Single by Annalisa

from the album E poi siamo finiti nel vortice
- Released: 17 November 2023
- Genre: Synth pop
- Length: 3:00
- Label: Warner Music Italy
- Songwriters: Annalisa Scarrone; Paolo Antonacci; Davide Simonetta;
- Producer: Davide Simonetta

Annalisa singles chronology
| "Ragazza sola" (2023) | "Euforia" (2023) | "Christmas (Baby Please Come Home)" (2023) |

Music video
- "Euforia" on YouTube

= Euforia (song) =

"Euforia" (Euphoria) is a song co-written and recorded by Italian singer-songwriter Annalisa. It was released on 17 November 2023 through Warner Music Italy, as the fourth single from her eighth studio album E poi siamo finiti nel vortice.

== Composition ==
The song was written by Annalisa herself in collaboration with Paolo Antonacci and Davide Simonetta, the idea behind which is the result of a stream of consciousness. Annalisa explained the meaning of the song, stating that it "is representative of when you start a new journey, a new path and you're there looking forward to what the future holds." In an interview with Rolling Stone Italia she told that the song represents the phase of life related to the release of the album from which it is extracted.

== Critical reception ==
Reviewing the album for Ondarock, Claudio Fabretti wrote that Euforia is a "dancefloor novelty with a straight bass drum and explained beats," with lyrics with "vaguely surreal verses in the stanzas, [...] which however clash with the more puerile ones in the refrain," likening them to those of Bellissima.
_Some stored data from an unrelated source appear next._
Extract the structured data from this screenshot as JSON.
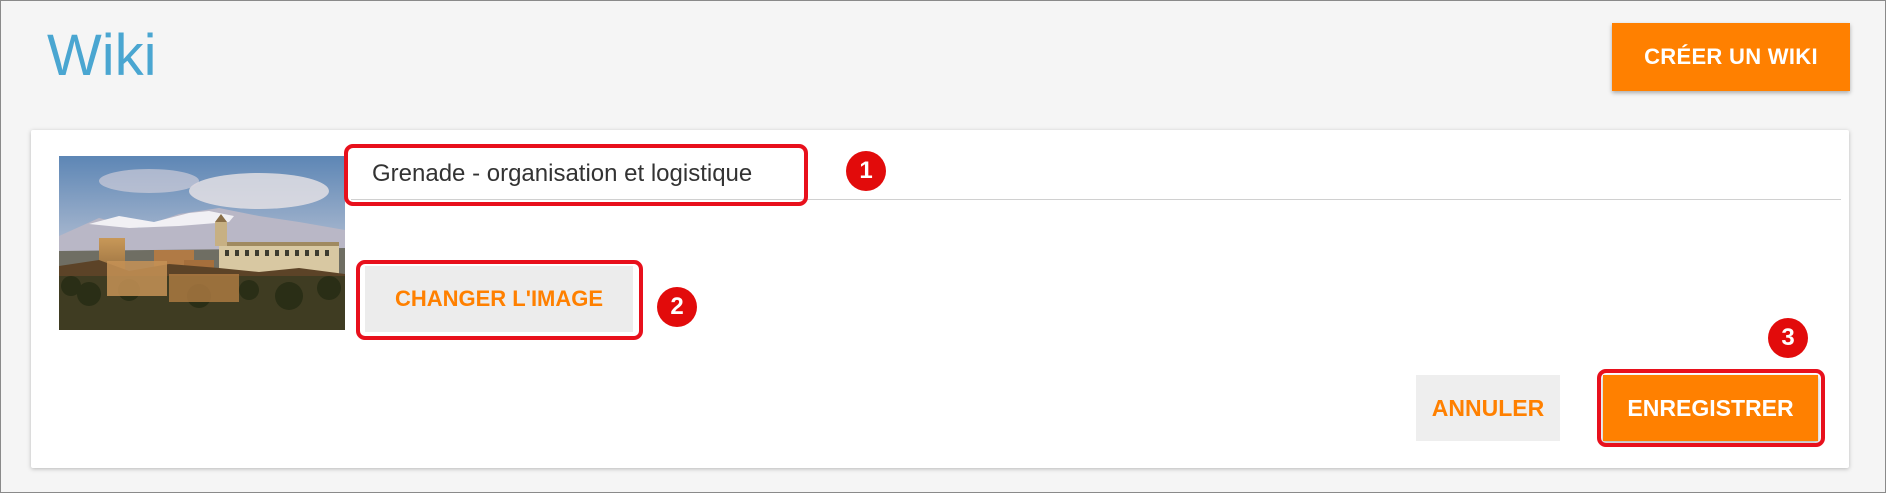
{
  "header": {
    "title": "Wiki",
    "create_button": "CRÉER UN WIKI"
  },
  "editor": {
    "wiki_title_value": "Grenade - organisation et logistique",
    "change_image_label": "CHANGER L'IMAGE",
    "cancel_label": "ANNULER",
    "save_label": "ENREGISTRER",
    "image_alt": "Alhambra, Grenade"
  },
  "callouts": [
    "1",
    "2",
    "3"
  ],
  "colors": {
    "accent": "#ff8000",
    "title": "#4aa6d1",
    "highlight": "#e8101c"
  }
}
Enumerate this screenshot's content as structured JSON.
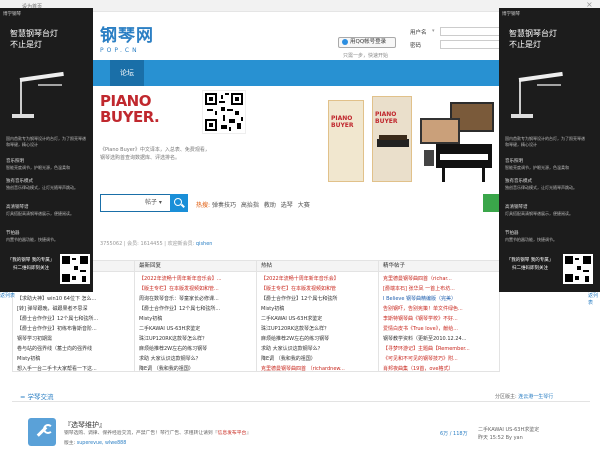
{
  "topbar": {
    "text": "设为首页"
  },
  "logo": {
    "main": "钢琴网",
    "domain": "POP.CN"
  },
  "login": {
    "qq_button": "用QQ帐号登录",
    "hint": "只需一步，快速开始",
    "user_label": "用户名",
    "pass_label": "密码"
  },
  "nav": {
    "active": "论坛"
  },
  "banner": {
    "logo_line1": "PIANO",
    "logo_line2": "BUYER.",
    "book1": "PIANO BUYER",
    "book2": "PIANO BUYER",
    "desc": "《Piano Buyer》中文译本，入总表、免费观看，",
    "desc2": "钢琴选购首查询数据库、评选排名。"
  },
  "search": {
    "category": "帖子",
    "hot_label": "热搜:",
    "hot_items": [
      "弹奏技巧",
      "高抬指",
      "教助",
      "选琴",
      "大赛"
    ]
  },
  "stats": {
    "text": "3755062",
    "label_member": "会员:",
    "members": "1614455",
    "label_new": "欢迎新会员:",
    "new_member": "qishen"
  },
  "table": {
    "cols": [
      {
        "title": "",
        "items": [
          {
            "t": "...乐律... ",
            "c": ""
          },
          {
            "t": "面大/个自选定机额钢琴教... ",
            "c": "r"
          },
          {
            "t": "【求助大神】win10 64位下 怎么...",
            "c": ""
          },
          {
            "t": "[转] 弹琴跟晚，磁跟果者不思深",
            "c": ""
          },
          {
            "t": "【爵士合作作业】12个属七和弦所...",
            "c": ""
          },
          {
            "t": "【爵士合作作业】初练布鲁斯音阶...",
            "c": ""
          },
          {
            "t": "钢琴学习初期需",
            "c": ""
          },
          {
            "t": "卷与站的强界线（蓄士向的强界线",
            "c": ""
          },
          {
            "t": "Misty初稿",
            "c": ""
          },
          {
            "t": "想入手一台二手卡大家帮看一下这...",
            "c": ""
          }
        ]
      },
      {
        "title": "最新回复",
        "items": [
          {
            "t": "【2022年流畅十周年新年音乐会】...",
            "c": "r"
          },
          {
            "t": "【版主专栏】在本版发视频如和管...",
            "c": "r"
          },
          {
            "t": "周询在数琴音乐：琴童家长必修课...",
            "c": ""
          },
          {
            "t": "【爵士合作作业】12个属七和弦所...",
            "c": ""
          },
          {
            "t": "Misty初稿",
            "c": ""
          },
          {
            "t": "二手KAWAI US-63H求鉴定",
            "c": ""
          },
          {
            "t": "珠江UP120RK这款琴怎么样？",
            "c": ""
          },
          {
            "t": "麻烦给推荐2W左右的练习钢琴",
            "c": ""
          },
          {
            "t": "求助 大家认识这款钢琴么？",
            "c": ""
          },
          {
            "t": "降E调 （我和我的祖国）",
            "c": ""
          }
        ]
      },
      {
        "title": "热帖",
        "items": [
          {
            "t": "【2022年流畅十周年新年音乐会】",
            "c": "r"
          },
          {
            "t": "【版主专栏】在本版发视频如和管",
            "c": "r"
          },
          {
            "t": "【爵士合作作业】12个属七和弦所",
            "c": ""
          },
          {
            "t": "Misty初稿",
            "c": ""
          },
          {
            "t": "二手KAWAI US-63H求鉴定",
            "c": ""
          },
          {
            "t": "珠江UP120RK这款琴怎么样？",
            "c": ""
          },
          {
            "t": "麻烦给推荐2W左右的练习钢琴",
            "c": ""
          },
          {
            "t": "求助 大家认识这款钢琴么？",
            "c": ""
          },
          {
            "t": "降E调 （我和我的祖国）",
            "c": ""
          },
          {
            "t": "克里德曼钢琴曲四首 （richardnew...",
            "c": "r"
          }
        ]
      },
      {
        "title": "精华帖子",
        "items": [
          {
            "t": "克里德曼钢琴曲四首（richar...",
            "c": "r"
          },
          {
            "t": "[爵端本石] 张华凤 一首上布坊...",
            "c": "r"
          },
          {
            "t": "I Believe 钢琴曲精编版（完美）",
            "c": "b"
          },
          {
            "t": "告别钢吓，告别宪策！单文件绿色...",
            "c": "r"
          },
          {
            "t": "李斯特钢琴曲《钢琴学校》不好...",
            "c": "r"
          },
          {
            "t": "爱情白皮书《True love》，献给...",
            "c": "r"
          },
          {
            "t": "钢琴教学资料（更新至2010.12.24...",
            "c": ""
          },
          {
            "t": "【寻梦环游记】主题曲【Remember...",
            "c": "r"
          },
          {
            "t": "《可见和不可见的钢琴技巧》附...",
            "c": "r"
          },
          {
            "t": "肖邦夜曲集（19首，ove格式）",
            "c": "r"
          }
        ]
      }
    ]
  },
  "edges": {
    "left": "返列表",
    "right": "返列表"
  },
  "section": {
    "title": "= 学琴交流",
    "mod_label": "分区版主:",
    "mods": "连云港一生琴行"
  },
  "forum": {
    "title": "『选琴维护』",
    "desc": "钢琴选购、调律、保养经验交流，严禁广告！琴行广告、求租转让请到『",
    "desc_link": "信息发布平台",
    "desc_end": "』",
    "mods_label": "版主:",
    "mods": "superevue, wlwe888",
    "count": "6万 / 118万",
    "last1": "二手KAWAI US-63H求鉴定",
    "last2": "昨天 15:52 By yan"
  },
  "ad_left": {
    "header": "博学钢琴",
    "title1": "智慧钢琴台灯",
    "title2": "不止是灯",
    "txt1": "国内首款专为钢琴设计的台灯，为了照亮琴谱和琴键，精心设计",
    "sub1": "音乐照明",
    "txt2": "智能亮度调节，护眼光源，色温柔和",
    "sub2": "独有音乐模式",
    "txt3": "独创音乐律动模式，让灯光随琴声跳动。",
    "sub3": "高清钢琴谱",
    "txt4": "灯具搭配高清钢琴谱展示，便捷阅读。",
    "sub4": "节拍器",
    "txt5": "内置节拍器功能，快捷调节。",
    "qr_text1": "「我的钢琴 我的专属」",
    "qr_text2": "扫二维码即刻关注"
  },
  "ad_right": {
    "header": "博学钢琴",
    "title1": "智慧钢琴台灯",
    "title2": "不止是灯",
    "txt1": "国内首款专为钢琴设计的台灯，为了照亮琴谱和琴键，精心设计",
    "sub1": "音乐照明",
    "txt2": "智能亮度调节，护眼光源，色温柔和",
    "sub2": "独有音乐模式",
    "txt3": "独创音乐律动模式，让灯光随琴声跳动。",
    "sub3": "高清钢琴谱",
    "txt4": "灯具搭配高清钢琴谱展示，便捷阅读。",
    "sub4": "节拍器",
    "txt5": "内置节拍器功能，快捷调节。",
    "qr_text1": "「我的钢琴 我的专属」",
    "qr_text2": "扫二维码即刻关注"
  },
  "close": {
    "label": "×"
  },
  "colors": {
    "brand": "#2891d2",
    "nav_active": "#1a6fa8",
    "red": "#c8271d",
    "ad_bg": "#1c1c1c"
  }
}
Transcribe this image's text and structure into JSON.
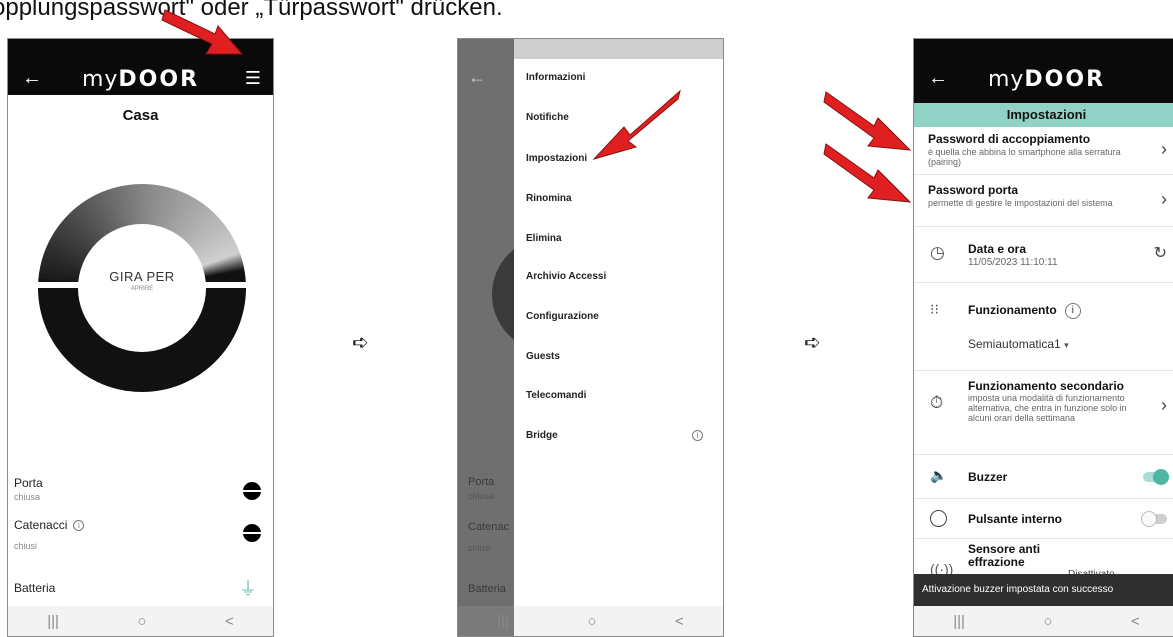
{
  "caption": "opplungspasswort\" oder „Türpasswort\" drücken.",
  "app": {
    "logo_light": "my",
    "logo_bold": "DOOR",
    "back_icon": "arrow-left-icon",
    "menu_icon": "hamburger-menu-icon"
  },
  "navbar": {
    "recent": "|||",
    "home": "○",
    "back": "<"
  },
  "phone1": {
    "title": "Casa",
    "dial_main": "GIRA PER",
    "dial_sub": "APRIRE",
    "porta_label": "Porta",
    "porta_state": "chiusa",
    "catenacci_label": "Catenacci",
    "catenacci_state": "chiusi",
    "batteria_label": "Batteria"
  },
  "phone2": {
    "menu": [
      "Informazioni",
      "Notifiche",
      "Impostazioni",
      "Rinomina",
      "Elimina",
      "Archivio Accessi",
      "Configurazione",
      "Guests",
      "Telecomandi",
      "Bridge"
    ],
    "behind_labels": {
      "porta": "Porta",
      "porta_state": "chiusa",
      "catenacci": "Catenac",
      "catenacci_state": "chiusi",
      "batteria": "Batteria"
    }
  },
  "phone3": {
    "section_title": "Impostazioni",
    "pairing_title": "Password di accoppiamento",
    "pairing_desc": "è quella che abbina lo smartphone alla serratura (pairing)",
    "door_pw_title": "Password porta",
    "door_pw_desc": "permette di gestire le impostazioni del sistema",
    "date_title": "Data e ora",
    "date_value": "11/05/2023 11:10:11",
    "mode_title": "Funzionamento",
    "mode_value": "Semiautomatica1",
    "secondary_title": "Funzionamento secondario",
    "secondary_desc": "imposta una modalità di funzionamento alternativa, che entra in funzione solo in alcuni orari della settimana",
    "buzzer_label": "Buzzer",
    "buzzer_on": true,
    "button_label": "Pulsante interno",
    "button_on": false,
    "sensor_label": "Sensore anti effrazione",
    "sensor_value": "Disattivato",
    "snackbar": "Attivazione buzzer impostata con successo"
  },
  "colors": {
    "accent": "#92d2c6",
    "toggle_on": "#4db7a3",
    "arrow": "#e02020",
    "appbar": "#0a0a0a"
  }
}
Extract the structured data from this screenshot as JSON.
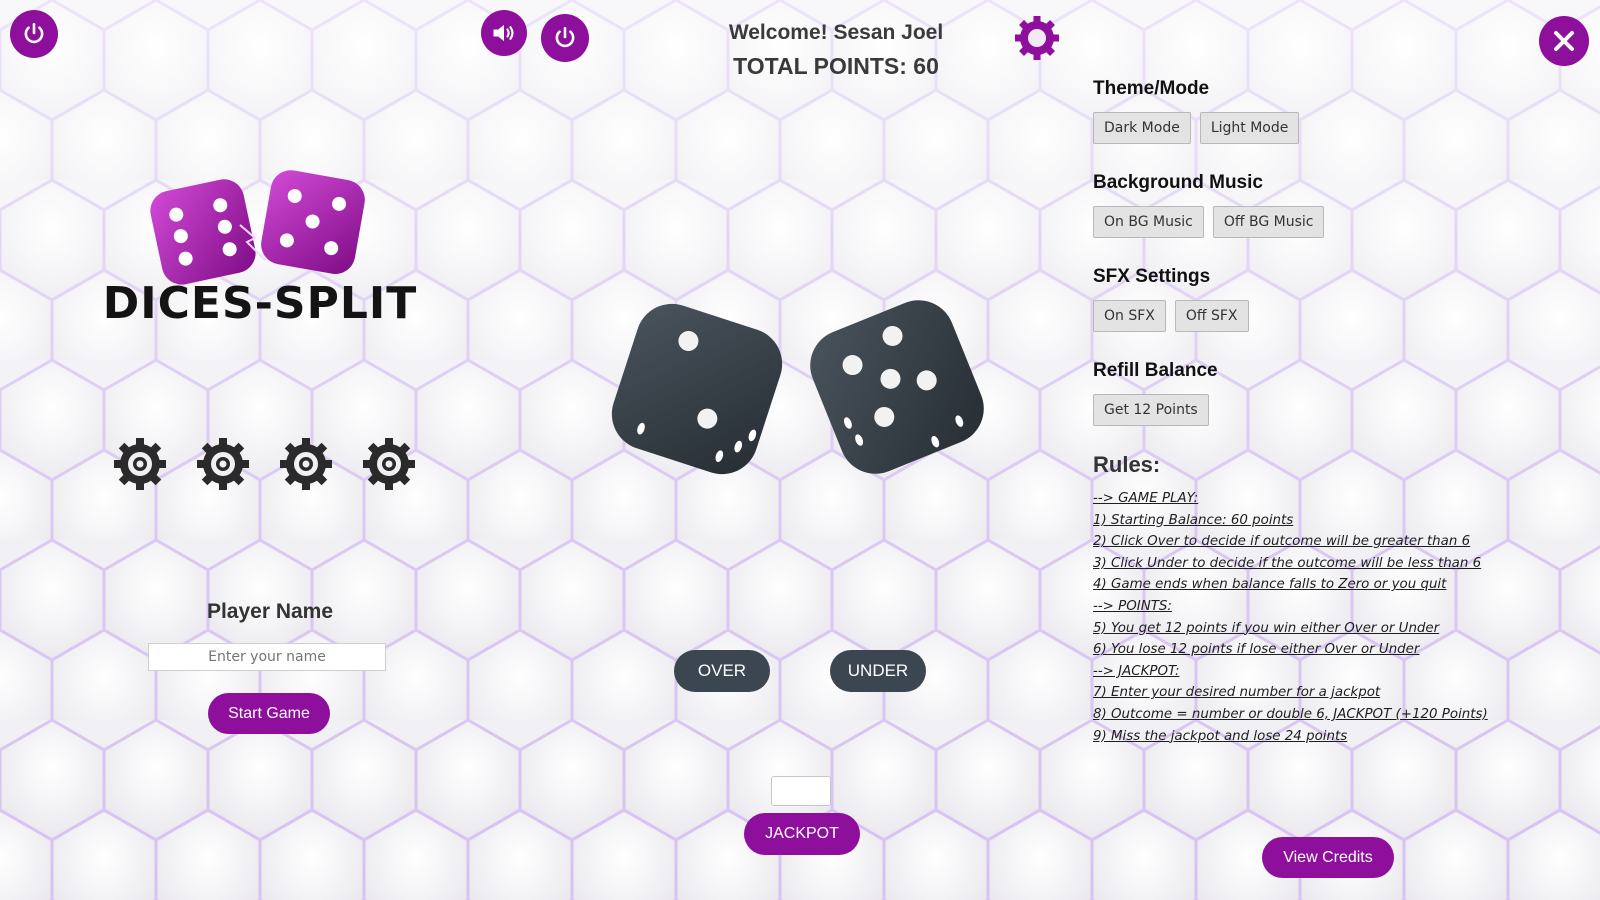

Fabio Fiume of All Music Italia also associated the two tracks, writing that Euphoria and La Crisi A Saint-Tropez "while catchy and dramatically radio-friendly do not enjoy the novelty effect benefited a year ago in the launch of the single." Claudio Cabona of Rockol stated that "the song is to live on the track, another potential hit."

== Music video ==
A music video to accompany the release of "Euforia", directed and edited by Dario Garegnani, was released onto YouTube on 17 November 2023.

== Charts ==

Weekly chart performance for "Euforia"
| Chart (2024) | Peak position |
|---|---|
| Italy (FIMI) | 19 |
| Italy Airplay (EarOne) | 2 |
| San Marino (SMRRTV Top 50) | 2 |

== Certifications ==

Certifications for "Euforia"
| Region | Certification | Certified units/sales |
| Italy (FIMI) | Platinum | 100,000^{‡} |
^{‡} Sales+streaming figures based on certification alone.